While Thaksin enjoyed immense popularity among a significant portion of the population, he simultaneously faced criticism and opposition from segments of society. His leadership was characterized by its confrontations with the judiciary, allegations of corruption, and concerns over an increasingly authoritarian governing style. As a result, protests against his government escalated, culminating in the controversial 2006 military coup that ousted him from power.

Exile and return

Following his ousting, Thaksin went into self-imposed exile to avoid legal proceedings. He spent years in various countries, but his influence on Thai politics remained undiminished. Thaksin’s supporters, known as the “Red Shirts”, championed his return to power, while opponents remained adamant about curbing his political influence.
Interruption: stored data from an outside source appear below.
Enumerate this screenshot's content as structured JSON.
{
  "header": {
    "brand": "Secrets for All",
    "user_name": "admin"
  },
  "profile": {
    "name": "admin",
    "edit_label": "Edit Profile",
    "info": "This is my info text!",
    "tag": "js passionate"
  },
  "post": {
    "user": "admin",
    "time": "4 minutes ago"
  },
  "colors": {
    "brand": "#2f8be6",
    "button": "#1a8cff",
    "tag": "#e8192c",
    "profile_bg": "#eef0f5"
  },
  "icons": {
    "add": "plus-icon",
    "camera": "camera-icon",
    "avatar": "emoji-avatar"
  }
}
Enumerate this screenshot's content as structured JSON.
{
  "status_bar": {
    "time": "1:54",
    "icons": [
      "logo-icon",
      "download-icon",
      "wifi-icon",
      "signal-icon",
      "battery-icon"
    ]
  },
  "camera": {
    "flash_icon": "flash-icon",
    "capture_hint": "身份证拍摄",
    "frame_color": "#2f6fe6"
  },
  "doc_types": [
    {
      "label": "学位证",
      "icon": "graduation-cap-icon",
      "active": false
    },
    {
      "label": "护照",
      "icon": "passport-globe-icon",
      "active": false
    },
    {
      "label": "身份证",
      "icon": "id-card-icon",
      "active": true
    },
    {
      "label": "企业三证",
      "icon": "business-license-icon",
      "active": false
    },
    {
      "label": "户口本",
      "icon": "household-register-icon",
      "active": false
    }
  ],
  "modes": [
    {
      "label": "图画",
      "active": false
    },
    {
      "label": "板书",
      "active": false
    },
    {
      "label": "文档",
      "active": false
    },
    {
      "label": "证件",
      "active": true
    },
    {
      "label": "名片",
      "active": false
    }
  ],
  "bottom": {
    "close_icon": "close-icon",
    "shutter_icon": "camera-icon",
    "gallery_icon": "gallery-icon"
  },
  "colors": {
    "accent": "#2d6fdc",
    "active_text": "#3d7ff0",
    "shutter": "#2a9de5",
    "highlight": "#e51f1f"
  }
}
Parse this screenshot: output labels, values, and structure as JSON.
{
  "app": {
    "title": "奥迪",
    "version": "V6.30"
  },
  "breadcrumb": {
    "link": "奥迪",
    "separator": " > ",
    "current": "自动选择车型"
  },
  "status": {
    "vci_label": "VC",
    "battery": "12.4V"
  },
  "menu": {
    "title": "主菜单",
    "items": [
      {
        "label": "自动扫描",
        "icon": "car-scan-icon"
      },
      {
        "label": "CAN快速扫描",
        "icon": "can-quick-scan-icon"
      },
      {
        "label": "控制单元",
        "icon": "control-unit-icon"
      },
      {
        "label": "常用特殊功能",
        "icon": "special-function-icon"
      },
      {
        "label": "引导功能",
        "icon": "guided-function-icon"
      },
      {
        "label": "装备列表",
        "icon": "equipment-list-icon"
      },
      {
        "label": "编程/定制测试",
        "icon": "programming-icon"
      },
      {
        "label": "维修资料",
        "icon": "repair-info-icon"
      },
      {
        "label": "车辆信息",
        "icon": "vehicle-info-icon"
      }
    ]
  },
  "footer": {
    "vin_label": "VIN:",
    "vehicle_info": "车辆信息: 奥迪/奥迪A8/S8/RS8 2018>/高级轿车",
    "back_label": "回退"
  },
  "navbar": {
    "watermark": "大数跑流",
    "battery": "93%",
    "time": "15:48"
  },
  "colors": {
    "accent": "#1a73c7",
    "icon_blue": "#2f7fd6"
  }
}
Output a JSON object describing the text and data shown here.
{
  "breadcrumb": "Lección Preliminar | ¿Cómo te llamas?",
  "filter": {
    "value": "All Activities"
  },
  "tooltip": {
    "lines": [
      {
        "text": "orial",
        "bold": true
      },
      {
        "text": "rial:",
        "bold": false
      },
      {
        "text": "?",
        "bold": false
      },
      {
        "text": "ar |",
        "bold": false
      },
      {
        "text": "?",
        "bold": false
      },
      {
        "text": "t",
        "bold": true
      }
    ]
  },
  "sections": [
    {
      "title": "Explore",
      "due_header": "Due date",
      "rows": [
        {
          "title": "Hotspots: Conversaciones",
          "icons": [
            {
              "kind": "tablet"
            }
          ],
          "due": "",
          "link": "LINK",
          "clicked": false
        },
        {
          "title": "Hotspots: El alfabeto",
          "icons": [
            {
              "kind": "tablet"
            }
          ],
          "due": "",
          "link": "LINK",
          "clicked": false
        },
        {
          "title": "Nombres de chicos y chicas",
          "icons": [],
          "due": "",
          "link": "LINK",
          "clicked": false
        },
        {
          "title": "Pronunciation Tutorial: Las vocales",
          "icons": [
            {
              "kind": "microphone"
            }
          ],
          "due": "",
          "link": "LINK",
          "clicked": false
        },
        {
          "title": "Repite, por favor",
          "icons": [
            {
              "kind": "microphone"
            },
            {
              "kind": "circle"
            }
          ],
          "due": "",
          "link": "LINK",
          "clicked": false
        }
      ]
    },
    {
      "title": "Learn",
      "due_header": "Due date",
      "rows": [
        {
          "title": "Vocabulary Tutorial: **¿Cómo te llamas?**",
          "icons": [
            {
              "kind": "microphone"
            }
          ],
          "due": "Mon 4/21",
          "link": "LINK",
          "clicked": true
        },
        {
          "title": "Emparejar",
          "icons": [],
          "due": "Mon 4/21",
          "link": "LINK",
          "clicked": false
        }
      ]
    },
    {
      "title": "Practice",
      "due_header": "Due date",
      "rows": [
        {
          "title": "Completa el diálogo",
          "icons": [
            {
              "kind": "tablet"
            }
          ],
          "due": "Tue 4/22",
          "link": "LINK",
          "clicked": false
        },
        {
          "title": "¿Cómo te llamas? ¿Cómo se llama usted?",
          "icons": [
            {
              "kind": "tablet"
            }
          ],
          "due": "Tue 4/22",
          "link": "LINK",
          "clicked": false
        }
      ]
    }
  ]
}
In 2023, after 15 years of exile, Thaksin made a surprise return to Thailand, eliciting mixed reactions from the public and reigniting debates about his impact on the nation.

Legacy and impact

Thaksin’s legacy is marked by his ability to connect with the grassroots and enact policies that directly improved the lives of many Thais. His efforts to bridge socioeconomic gaps through infrastructure development and social welfare programs are widely acknowledged. However, his administration was also marred by allegations of corruption and abuse of power, leading to deep political divisions within the country.

As a political figure, Thaksin’s enduring popularity illustrates the complexities of Thai society. His supporters hail him as a champion of the downtrodden, while his detractors point to his authoritarian tendencies and perceived disregard for democratic institutions. The enduring divide he symbolizes underscores Thailand’s ongoing struggle to find a harmonious balance between democratic governance and effective leadership.

Thaksin Shinawatra’s journey from business magnate to political powerhouse is a testament to the intricacies of Thai politics and society. His legacy embodies the challenges and successes of a leader who stirred both hope and controversy among the Thai populace, leaving an indelible mark on the nation’s history.

Editorial Team of Blitz, the most influential anti-militancy newspaper in the world has congratulated Thaksin Shinawatra for his bold decision of returning to Thailand. The Editorial Team also wished him good health and long life.